„Juden unter dem Schatten des Kreuzes“ Exkursion zu den SchUM-Städten

Wie sah das Leben der mittelalterlichen Juden in einer mehrheitlich christlich geprägten Gesellschaft aus? Wo und vor allem wie lebten die jüdischen Gemeinden ihre Kultur und Religion aus?

Um diesen Fragen auf den Grund zu gehen, fand eine viertägige Exkursion, geleitet von Frau Prof. Dr. Claudia Dorit Bergmann (Universität Paderborn) und Frau Prof. Dr. Laura Lieber (Universität Regensburg) in den sogenannten SchUM-Städten statt.

Das Akronym „SchUM“ wird von den jüdischen Gemeinden für die drei mittelalterlichen Städte Shpira, Warmaisa und Magenza (Speyer, Worms und Mainz) genutzt, in denen seit dem zehnten Jahrhundert jüdisches Leben nachgewiesen ist, das trotz einiger heftiger Pogrome bis in die Moderne überdauert hat. Hier haben die jüdischen Gemeinschaften des Mittelalters Architektur, Rechtswesen, Kultur sowie Religion geteilt und (weiter-)entwickelt.

Zunächst besuchten wir den alten jüdischen Friedhof – dem ältesten bekannten Friedhof dieser Art auf europäischem Boden. Hier stehen Grabsteine, die aus dem elften Jahrhundert stammen. Die Grabsteine jüngeren Datums sind zweisprachig oder sogar komplett mit deutschen Inschriften versehen. Ein Hinweis auf eine zunehmende kulturelle Angleichung der Juden an ihre Umgebung.

In Speyer suchten wir den Judenhof auf. Dort befinden sich die Überreste der Synagoge, der Tora-Schule und die älteste deutsche Mikwe (Ritualbad), die um das Jahr 1100 erbaut wurde.

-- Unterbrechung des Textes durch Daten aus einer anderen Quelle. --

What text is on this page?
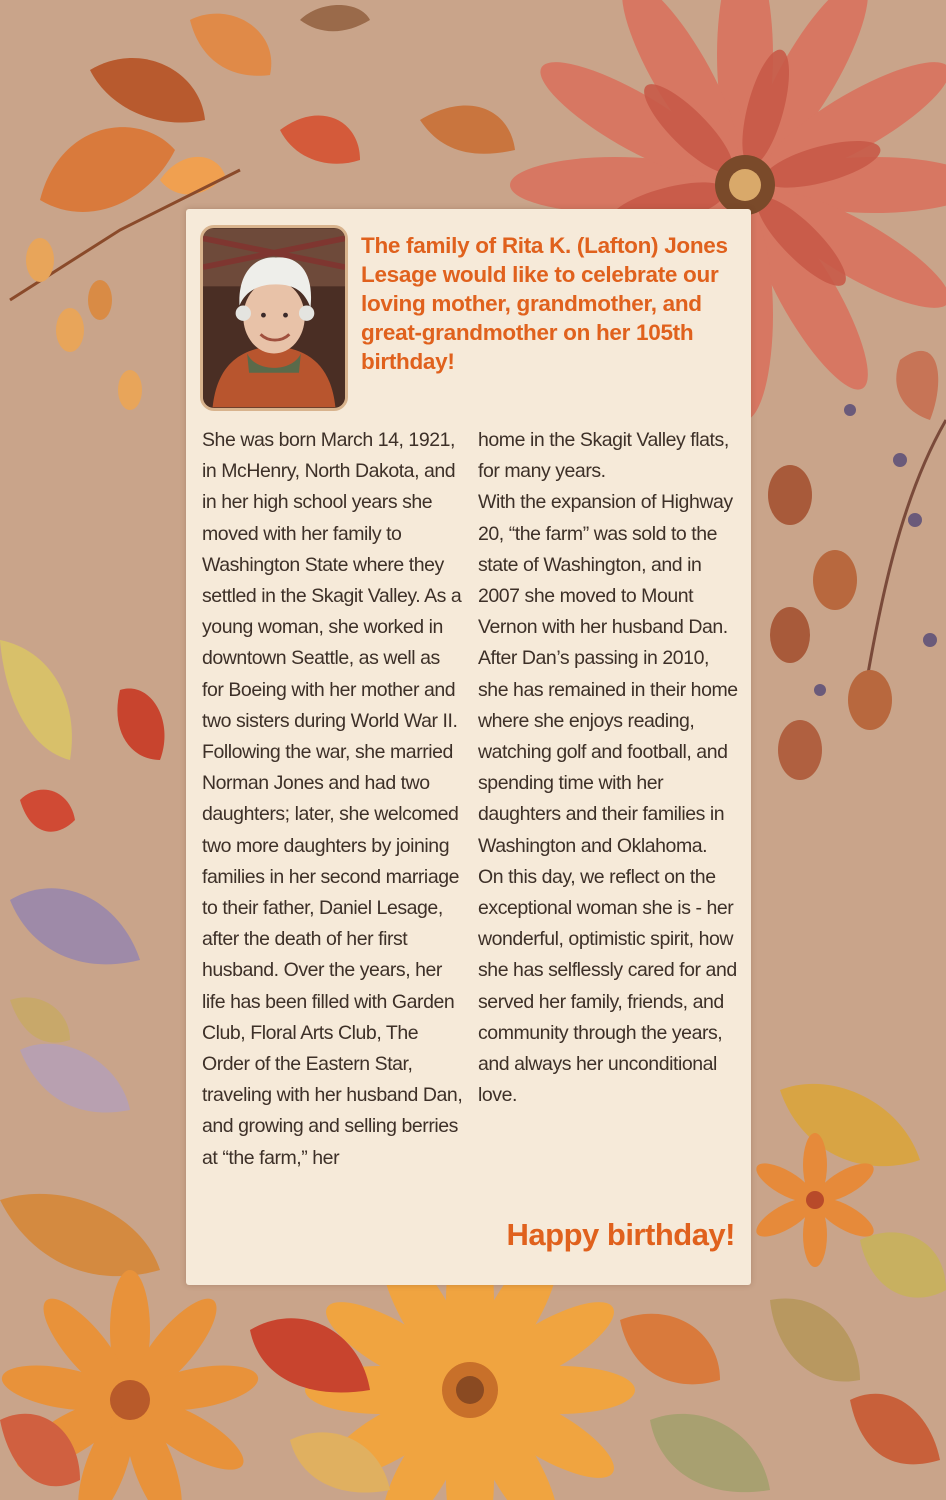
The family of Rita K. (Lafton) Jones Lesage would like to celebrate our loving mother, grandmother, and great-grandmother on her 105th birthday!

She was born March 14, 1921, in McHenry, North Dakota, and in her high school years she moved with her family to Washington State where they settled in the Skagit Valley. As a young woman, she worked in downtown Seattle, as well as for Boeing with her mother and two sisters during World War II.

Following the war, she married Norman Jones and had two daughters; later, she welcomed two more daughters by joining families in her second marriage to their father, Daniel Lesage, after the death of her first husband. Over the years, her life has been filled with Garden Club, Floral Arts Club, The Order of the Eastern Star, traveling with her husband Dan, and growing and selling berries at “the farm,” her

home in the Skagit Valley flats, for many years.

With the expansion of Highway 20, “the farm” was sold to the state of Washington, and in 2007 she moved to Mount Vernon with her husband Dan. After Dan’s passing in 2010, she has remained in their home where she enjoys reading, watching golf and football, and spending time with her daughters and their families in Washington and Oklahoma.

On this day, we reflect on the exceptional woman she is - her wonderful, optimistic spirit, how she has selflessly cared for and served her family, friends, and community through the years, and always her unconditional love.

Happy birthday!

Erstmalig entstand hier auch ein separater Gebetsraum für Frauen – ein Novum zu dieser Zeit. Auch die romanische Architektur der Speyrer Synagoge wird künftige Synagogen anderer Städte inspirieren.

Die Maximilianstraße – eine Fußgängerzone durch die malerische Altstadt Speyers erzählte uns die tragische Geschichte vieler jüdischer Familien, die durch die Enteignung und Verfolgung unter dem Naziregime ihren Besitz, Heimat und Leben verloren haben. Die „Stolpersteine“ bezeugten uns bei diesem Spaziergang in unnachgiebiger Häufigkeit, dass diese Straße einst von vielen jüdischen Bürgern belebt wurde, deren Existenzen zur Zeit des zweiten Weltkriegs völlig zerstört wurden.

Ein erhebender und imposanter Anblick dagegen war der Speyrer Dom, auf den die Maximilianstraße hinausläuft. Interessanterweise entdeckt man eine verblüffende Ähnlichkeit der Architektur dieser Kathedrale mit der Synagoge und der Mikwe: Alle drei Bauwerke wurden nämlich von den christlichen Handwerkern der Dombauhütte im romanischen Stil errichtet. Ein weiterer Eindruck friedlichen Zusammenlebens der zwei Religionen.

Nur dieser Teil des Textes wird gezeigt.